Developing hydrogels with enhanced mechanical properties has attracted broad attention in recent years. In this work, we propose a facile procedure to prepare tough composite hydrogels by incorporating silk microfibers (mSF) into alginate ionically cross-linked networks. The mSF gives rise to ionic bonds with Ca2+ and interfacial hydrogen bonds because of the carboxyl groups on the surface of mSF, and the neighboring alginate chains are interlinked by mSF, which synergistically led to efficient energy dissipation and prevention of stress concentration. The attained composite hydrogels show superior elastic modulus (1.58 MPa), tensile strength (1.60 MPa), and unique adaptive interface response.

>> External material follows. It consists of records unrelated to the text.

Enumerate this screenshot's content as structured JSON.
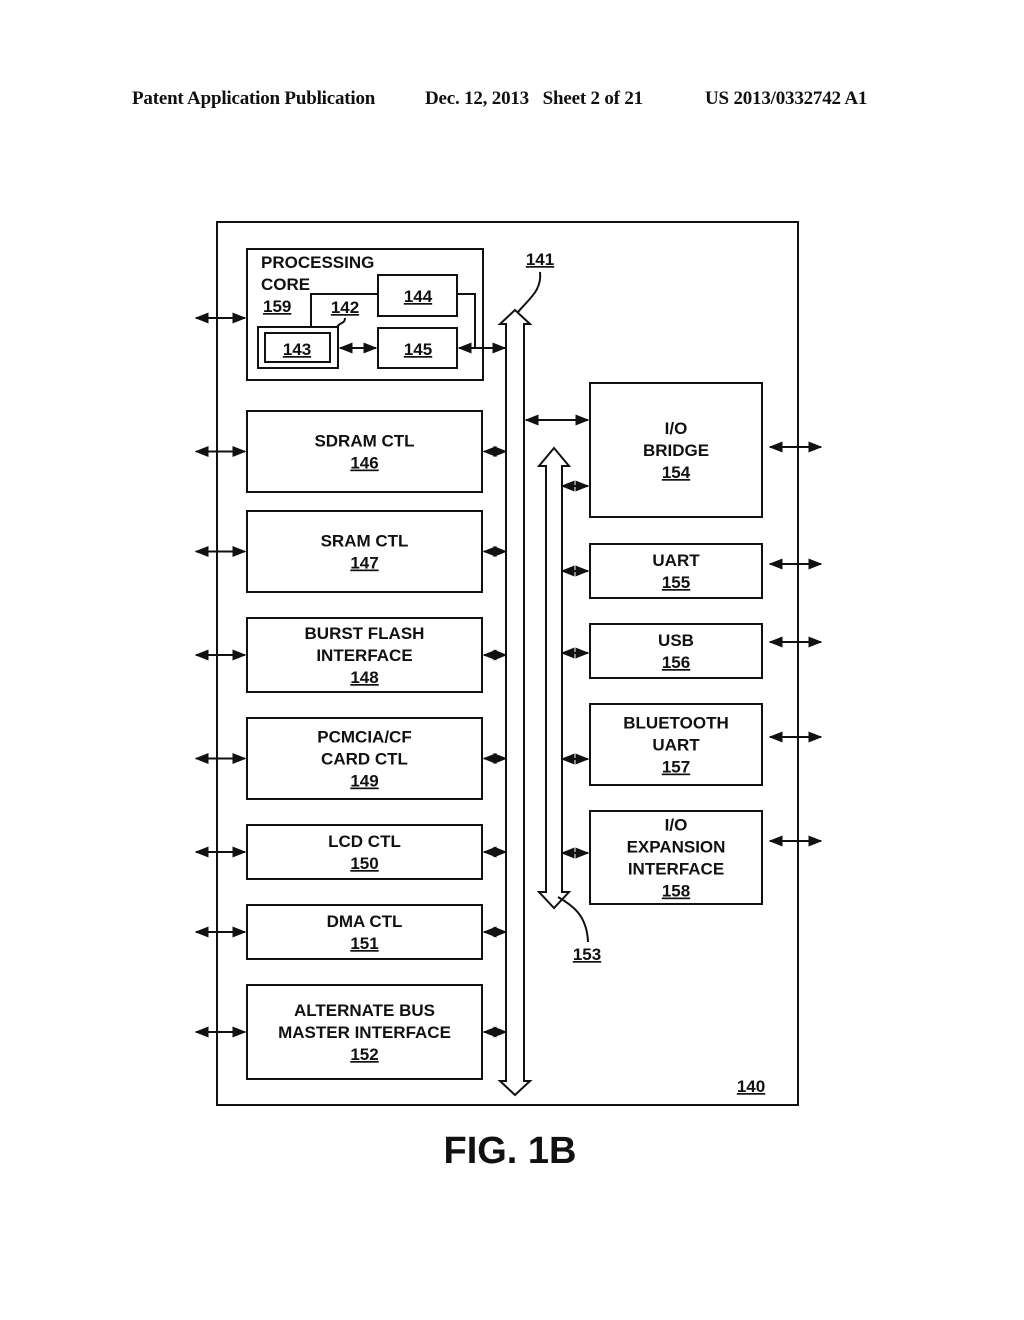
{
  "header": {
    "left": "Patent Application Publication",
    "center": "Dec. 12, 2013   Sheet 2 of 21",
    "right": "US 2013/0332742 A1"
  },
  "diagram": {
    "outer_ref": "140",
    "main_bus_ref": "141",
    "secondary_bus_ref": "153",
    "processing_core": {
      "title_line1": "PROCESSING",
      "title_line2": "CORE",
      "ref": "159",
      "sub_blocks": {
        "ref_142": "142",
        "ref_143": "143",
        "ref_144": "144",
        "ref_145": "145"
      }
    },
    "left_blocks": [
      {
        "lines": [
          "SDRAM CTL"
        ],
        "ref": "146"
      },
      {
        "lines": [
          "SRAM CTL"
        ],
        "ref": "147"
      },
      {
        "lines": [
          "BURST FLASH",
          "INTERFACE"
        ],
        "ref": "148"
      },
      {
        "lines": [
          "PCMCIA/CF",
          "CARD CTL"
        ],
        "ref": "149"
      },
      {
        "lines": [
          "LCD CTL"
        ],
        "ref": "150"
      },
      {
        "lines": [
          "DMA CTL"
        ],
        "ref": "151"
      },
      {
        "lines": [
          "ALTERNATE BUS",
          "MASTER INTERFACE"
        ],
        "ref": "152"
      }
    ],
    "right_blocks": [
      {
        "lines": [
          "I/O",
          "BRIDGE"
        ],
        "ref": "154"
      },
      {
        "lines": [
          "UART"
        ],
        "ref": "155"
      },
      {
        "lines": [
          "USB"
        ],
        "ref": "156"
      },
      {
        "lines": [
          "BLUETOOTH",
          "UART"
        ],
        "ref": "157"
      },
      {
        "lines": [
          "I/O",
          "EXPANSION",
          "INTERFACE"
        ],
        "ref": "158"
      }
    ]
  },
  "figure_label": "FIG. 1B"
}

Moreover, the mechanical properties of the composite hydrogels can be tailored by the concentration of mSF and the time immersing the composite hydrogels in CaCl2 solution post-cross-linking. Intriguingly, the mechanical properties can be further improved through a prestretching methodology to align the alginate chains along the stress direction, where the oriented hierarchical structures are formed and well-retained in the prestretched composite hydrogels. We envisage that this study provides a general strategy for designing composite hydrogels with both excellent and tunable mechanical properties, which enriches the use of alginate hydrogels for promising applications where high loading is needed.